As a first year medical student at USyd you can expect to learn how the lungs, heart, kidney, gut, brain and musculoskeletal system, among other organs, work within siloed blocks of content that last roughly a month each. Some organs are conspicuously left out, like the mouth and teeth which are arbitrarily siphoned off to an entirely separate degree — dentistry. Others, like the eyes and skin, are not awarded their own dedicated blocks, much to the chagrin of ophthalmologists and dermatologists.

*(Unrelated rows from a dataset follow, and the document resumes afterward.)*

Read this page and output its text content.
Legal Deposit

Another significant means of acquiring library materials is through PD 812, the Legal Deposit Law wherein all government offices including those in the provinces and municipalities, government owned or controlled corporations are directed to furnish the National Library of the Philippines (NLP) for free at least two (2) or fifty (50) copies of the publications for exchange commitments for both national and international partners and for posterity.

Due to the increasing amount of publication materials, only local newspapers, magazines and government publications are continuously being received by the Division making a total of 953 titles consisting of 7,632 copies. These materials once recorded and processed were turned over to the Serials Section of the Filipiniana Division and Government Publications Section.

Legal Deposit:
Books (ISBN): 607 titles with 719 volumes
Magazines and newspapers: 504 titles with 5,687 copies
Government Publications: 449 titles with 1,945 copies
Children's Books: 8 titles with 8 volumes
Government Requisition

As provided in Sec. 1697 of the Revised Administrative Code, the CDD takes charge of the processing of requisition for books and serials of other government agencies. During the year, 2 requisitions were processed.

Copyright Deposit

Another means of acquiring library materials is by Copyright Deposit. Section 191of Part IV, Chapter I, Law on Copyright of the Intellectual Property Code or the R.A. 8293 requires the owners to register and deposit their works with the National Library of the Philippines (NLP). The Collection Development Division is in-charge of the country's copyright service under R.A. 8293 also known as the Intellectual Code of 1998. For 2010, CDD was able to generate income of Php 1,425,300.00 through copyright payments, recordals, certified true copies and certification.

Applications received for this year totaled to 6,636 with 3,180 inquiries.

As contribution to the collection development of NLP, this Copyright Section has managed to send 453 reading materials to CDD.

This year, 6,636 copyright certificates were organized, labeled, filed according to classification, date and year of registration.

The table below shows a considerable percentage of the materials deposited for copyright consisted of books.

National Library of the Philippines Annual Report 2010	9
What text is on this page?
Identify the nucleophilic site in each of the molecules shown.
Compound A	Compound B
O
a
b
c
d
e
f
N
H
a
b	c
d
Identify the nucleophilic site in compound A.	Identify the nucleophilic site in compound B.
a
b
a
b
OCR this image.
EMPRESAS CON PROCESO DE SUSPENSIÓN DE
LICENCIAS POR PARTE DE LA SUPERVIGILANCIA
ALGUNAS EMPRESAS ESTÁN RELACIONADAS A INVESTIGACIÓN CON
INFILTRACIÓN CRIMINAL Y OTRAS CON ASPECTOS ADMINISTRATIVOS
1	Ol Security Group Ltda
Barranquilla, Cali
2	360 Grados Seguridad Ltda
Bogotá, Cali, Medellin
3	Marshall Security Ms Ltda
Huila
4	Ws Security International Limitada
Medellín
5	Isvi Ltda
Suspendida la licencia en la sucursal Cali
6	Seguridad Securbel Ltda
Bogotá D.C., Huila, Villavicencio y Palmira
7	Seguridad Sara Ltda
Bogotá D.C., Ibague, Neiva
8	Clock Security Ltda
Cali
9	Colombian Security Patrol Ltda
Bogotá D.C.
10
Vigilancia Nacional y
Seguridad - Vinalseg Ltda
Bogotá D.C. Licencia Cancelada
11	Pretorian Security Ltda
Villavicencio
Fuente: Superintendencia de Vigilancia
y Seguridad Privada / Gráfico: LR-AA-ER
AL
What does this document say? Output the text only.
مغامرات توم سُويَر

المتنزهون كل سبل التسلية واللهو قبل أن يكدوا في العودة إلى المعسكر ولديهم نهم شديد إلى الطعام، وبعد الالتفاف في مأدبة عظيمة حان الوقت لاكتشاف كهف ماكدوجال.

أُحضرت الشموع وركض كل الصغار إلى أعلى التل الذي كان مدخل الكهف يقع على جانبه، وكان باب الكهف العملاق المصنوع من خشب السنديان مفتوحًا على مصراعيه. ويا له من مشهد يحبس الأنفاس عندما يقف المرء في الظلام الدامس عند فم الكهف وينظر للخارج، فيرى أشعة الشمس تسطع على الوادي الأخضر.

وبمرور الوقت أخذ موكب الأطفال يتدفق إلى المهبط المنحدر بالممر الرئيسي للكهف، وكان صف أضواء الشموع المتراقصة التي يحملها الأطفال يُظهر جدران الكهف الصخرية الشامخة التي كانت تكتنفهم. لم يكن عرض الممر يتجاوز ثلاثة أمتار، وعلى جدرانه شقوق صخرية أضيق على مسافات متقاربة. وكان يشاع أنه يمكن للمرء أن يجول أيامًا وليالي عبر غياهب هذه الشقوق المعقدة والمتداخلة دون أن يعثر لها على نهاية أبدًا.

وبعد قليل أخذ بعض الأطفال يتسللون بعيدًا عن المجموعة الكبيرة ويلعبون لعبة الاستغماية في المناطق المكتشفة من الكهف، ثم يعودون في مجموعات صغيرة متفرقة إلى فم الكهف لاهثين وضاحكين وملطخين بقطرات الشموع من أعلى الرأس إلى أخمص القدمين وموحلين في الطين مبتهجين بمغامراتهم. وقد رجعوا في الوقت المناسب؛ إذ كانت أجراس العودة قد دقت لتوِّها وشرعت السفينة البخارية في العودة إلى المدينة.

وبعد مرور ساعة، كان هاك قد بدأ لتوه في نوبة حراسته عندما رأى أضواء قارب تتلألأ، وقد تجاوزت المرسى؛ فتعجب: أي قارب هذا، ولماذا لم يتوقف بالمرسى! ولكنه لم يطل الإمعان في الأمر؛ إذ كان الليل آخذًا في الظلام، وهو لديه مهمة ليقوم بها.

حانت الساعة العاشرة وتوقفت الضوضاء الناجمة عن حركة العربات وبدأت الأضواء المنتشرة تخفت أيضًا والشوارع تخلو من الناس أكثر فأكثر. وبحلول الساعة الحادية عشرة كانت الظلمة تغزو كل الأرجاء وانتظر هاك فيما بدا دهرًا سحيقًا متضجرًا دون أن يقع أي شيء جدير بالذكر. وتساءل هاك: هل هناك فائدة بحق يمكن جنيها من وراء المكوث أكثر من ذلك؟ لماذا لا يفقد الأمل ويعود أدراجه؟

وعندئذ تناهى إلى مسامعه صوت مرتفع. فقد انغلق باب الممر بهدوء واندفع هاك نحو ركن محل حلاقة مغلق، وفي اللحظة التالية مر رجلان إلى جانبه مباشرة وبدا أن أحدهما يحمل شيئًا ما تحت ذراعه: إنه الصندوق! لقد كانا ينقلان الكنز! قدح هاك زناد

When I completed first year medicine in 2021, almost every block lasted for four weeks. Neuroscience was given an outsized six weeks, owing apparently to the unique complexity of the brain. The sexual health and reproduction (SHR) block was the seventh block of nine and was the shortest, lasting two weeks. I found the SHR block uniquely hard. In one week, we covered the enormous topic of pregnancy and contraception. In another we covered common sexually transmitted infections (STIs) and the litany of treatments for them. Meanwhile, we learned the whole anatomy of the male and female reproductive systems. It was also the first time that queer people, particularly men who have sex with other men (MSM), were explicitly mentioned and discussed — we are a “high risk” population. In the two week flurry, diseases like endometriosis were given a passing mention.
SHR block was genuinely conceptually challenging and perhaps the most content-dense block I have studied in two years of postgraduate medicine. I constantly wondered why content that profoundly affects vast swathes of the population, especially vulnerable people, had been so short-changed in the curriculum design. This feeling was especially heightened when I remembered the full week I had been given to digest pituitary gland hormones (a much more niche and simple topic) in the endocrinology block a couple of weeks earlier.
Recently I was reminded of that experience when checking the Sydney Medical Program’s 2023 central academic calendar. Much to my surprise, the first year curriculum has received a minor update. Most blocks have remained the same — cardiology is still four weeks and neuroscience still is given a generous six. The endocrinology and SHR blocks though, once taught separately over a total six weeks, have been combined together and shrunk into one five week block. If it were possible, the SMP has managed to crunch the teaching of SHR even further.
There are many legitimate critiques to be made of doctors. Routinely doctors fail to recognise patients’ pain. They hold unchecked sexist, fatphobic and ableist biases that often dovetail and result in materially worse patient care. It is a terrible reality that chronic diseases like endometriosis take on average seven years to be diagnosed. In these critiques, the shortcomings of individual doctors are often blamed. While this is not entirely unfair, it is important to realise that medical school is currently setting students up to fail.
The priorities that the curriculum sets up create a lasting schemata in students’ minds of which diseases and healthcare topics are important and which are unimportant. Medical school teaching is currently signalling to students that the study of sexual health and reproduction is unimportant, and increasingly so. This is at odds with reality. It ought to change.